Handling Embedding Service Outages

Hybrid retrieval is designed fail-closed: when the embedding service goes away, the system reverts to BM25 with no user-visible error and no service interruption. The trade-off is a quality drop that agents need to detect.

When to use this runbook

When retrieval is misbehaving and you suspect (or want to confirm) it's the embedding side.

Context

HybridSearchService.rerank() is the integration point. It calls the embedding service for each query, fuses dense scores with BM25 via Reciprocal Rank Fusion (k=60), and returns the merged result list. When the embedding call throws, the dense list is treated as empty and RRF reduces to BM25 ranks.
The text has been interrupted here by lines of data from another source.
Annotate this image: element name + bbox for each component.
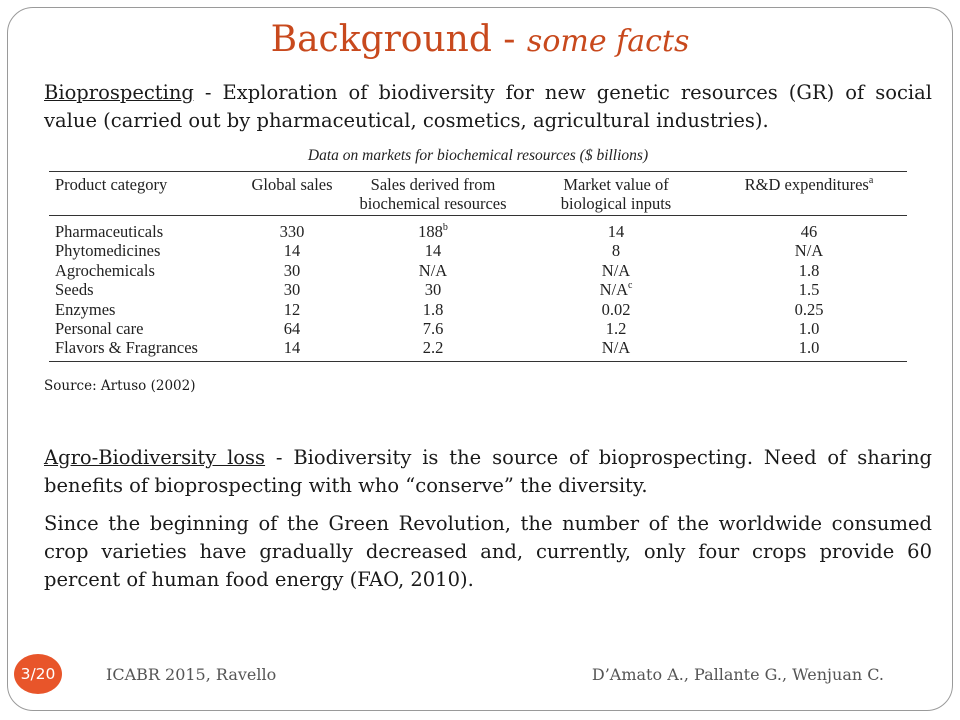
cell-product-category: Flavors & Fragrances bbox=[49, 338, 239, 361]
cell-rd-expenditures: 1.8 bbox=[798, 260, 820, 280]
title-subtitle: some facts bbox=[526, 24, 690, 59]
cell-sales-derived: 188$^b$ bbox=[418, 221, 448, 241]
cell-rd-expenditures: 1.0 bbox=[711, 338, 907, 361]
footnote-marker: c bbox=[627, 279, 633, 291]
table-row bbox=[49, 280, 907, 299]
green-revolution-paragraph: Since the beginning of the Green Revolution, the number of the worldwide consumed crop varieties have gradually decreased and, currently, only four crops provide 60 percent of human food energy (FAO, 2010). bbox=[44, 512, 932, 591]
cell-global-sales: 30 bbox=[283, 260, 301, 280]
agro-biodiversity-text: - Biodiversity is the source of bioprospecting. Need of sharing benefits of bioprospecting with who “conserve” the diversity. bbox=[44, 446, 932, 497]
cell-sales-derived: 1.8 bbox=[422, 299, 444, 319]
header-global-sales: Global sales bbox=[239, 172, 345, 216]
table-row bbox=[49, 241, 907, 260]
cell-sales-derived: 30 bbox=[424, 280, 442, 300]
agro-biodiversity-paragraph bbox=[44, 444, 932, 500]
cell-product-category: Enzymes bbox=[55, 299, 116, 319]
table-row bbox=[49, 300, 907, 319]
table-row bbox=[49, 261, 907, 280]
cell-global-sales: 64 bbox=[283, 319, 301, 339]
agro-biodiversity-term: Agro-Biodiversity loss bbox=[44, 446, 266, 469]
cell-rd-expenditures: 1.5 bbox=[798, 280, 820, 300]
table-body bbox=[49, 216, 907, 362]
slide-title bbox=[0, 18, 960, 64]
cell-sales-derived: 7.6 bbox=[422, 319, 444, 339]
cell-market-value: N/A bbox=[521, 338, 711, 361]
bioprospecting-paragraph bbox=[44, 79, 932, 135]
table-header bbox=[49, 172, 907, 216]
footer-authors: D’Amato A., Pallante G., Wenjuan C. bbox=[591, 665, 884, 684]
table-caption: Data on markets for biochemical resources ($ billions) bbox=[307, 147, 649, 164]
cell-market-value: N/A bbox=[601, 260, 631, 280]
bioprospecting-term: Bioprospecting bbox=[44, 81, 194, 104]
cell-rd-expenditures: 0.25 bbox=[794, 299, 824, 319]
header-rd-expenditures: R&D expenditures$^a$ bbox=[711, 172, 907, 216]
table-row bbox=[49, 319, 907, 338]
cell-market-value: 0.02 bbox=[601, 299, 631, 319]
bioprospecting-definition: - Exploration of biodiversity for new genetic resources (GR) of social value (carried out by pharmaceutical, cosmetics, agricultural industries). bbox=[44, 81, 932, 132]
cell-sales-derived: 2.2 bbox=[345, 338, 521, 361]
cell-product-category: Pharmaceuticals bbox=[55, 222, 164, 241]
cell-rd-expenditures: N/A bbox=[794, 241, 824, 261]
footnote-marker: b bbox=[442, 221, 448, 233]
cell-product-category: Personal care bbox=[55, 319, 144, 339]
cell-market-value: 14 bbox=[607, 222, 625, 241]
table-row bbox=[49, 338, 907, 361]
header-market-value: Market value of biological inputs bbox=[521, 172, 711, 216]
market-data-table-figure bbox=[49, 145, 907, 362]
cell-global-sales: 12 bbox=[283, 299, 301, 319]
cell-product-category: Phytomedicines bbox=[55, 241, 161, 261]
table-source: Source: Artuso (2002) bbox=[44, 378, 196, 394]
cell-rd-expenditures: 46 bbox=[800, 222, 818, 241]
footer-conference: ICABR 2015, Ravello bbox=[106, 665, 277, 684]
header-sales-derived: Sales derived from biochemical resources bbox=[345, 172, 521, 216]
cell-rd-expenditures: 1.0 bbox=[798, 319, 820, 339]
title-main: Background - bbox=[270, 19, 527, 60]
page-number-badge: 3/20 bbox=[14, 654, 62, 694]
cell-global-sales: 14 bbox=[239, 338, 345, 361]
cell-product-category: Seeds bbox=[55, 280, 94, 300]
cell-global-sales: 330 bbox=[279, 222, 305, 241]
cell-market-value: 8 bbox=[611, 241, 621, 261]
cell-market-value: $N/A^c$ bbox=[599, 279, 633, 300]
header-product-category: Product category bbox=[49, 172, 239, 216]
cell-product-category: Agrochemicals bbox=[55, 260, 155, 280]
footnote-marker: a bbox=[868, 174, 874, 186]
cell-market-value: 1.2 bbox=[605, 319, 627, 339]
cell-sales-derived: N/A bbox=[418, 260, 448, 280]
table-row bbox=[49, 216, 907, 242]
cell-sales-derived: 14 bbox=[424, 241, 442, 261]
cell-global-sales: 30 bbox=[283, 280, 301, 300]
cell-global-sales: 14 bbox=[283, 241, 301, 261]
market-data-table bbox=[49, 171, 907, 362]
The local default embedding service is Ollama running nomic-embed-v1.5 on port 11434. Misbehaviour usually traces to (a) the Ollama process crashed, (b) the model wasn't loaded, or (c) GPU/memory pressure delaying inference.

Walkthrough

The frontmatter steps are the canonical diagnostic sequence: confirm Ollama, restart if needed, look at logs, broaden the query while in fallback, check metrics.

Pitfalls

The frontmatter pitfalls capture the failure modes. The "BM25 fallback is a defect" misreading is the most common — it's a feature, and chasing it as a bug wastes time.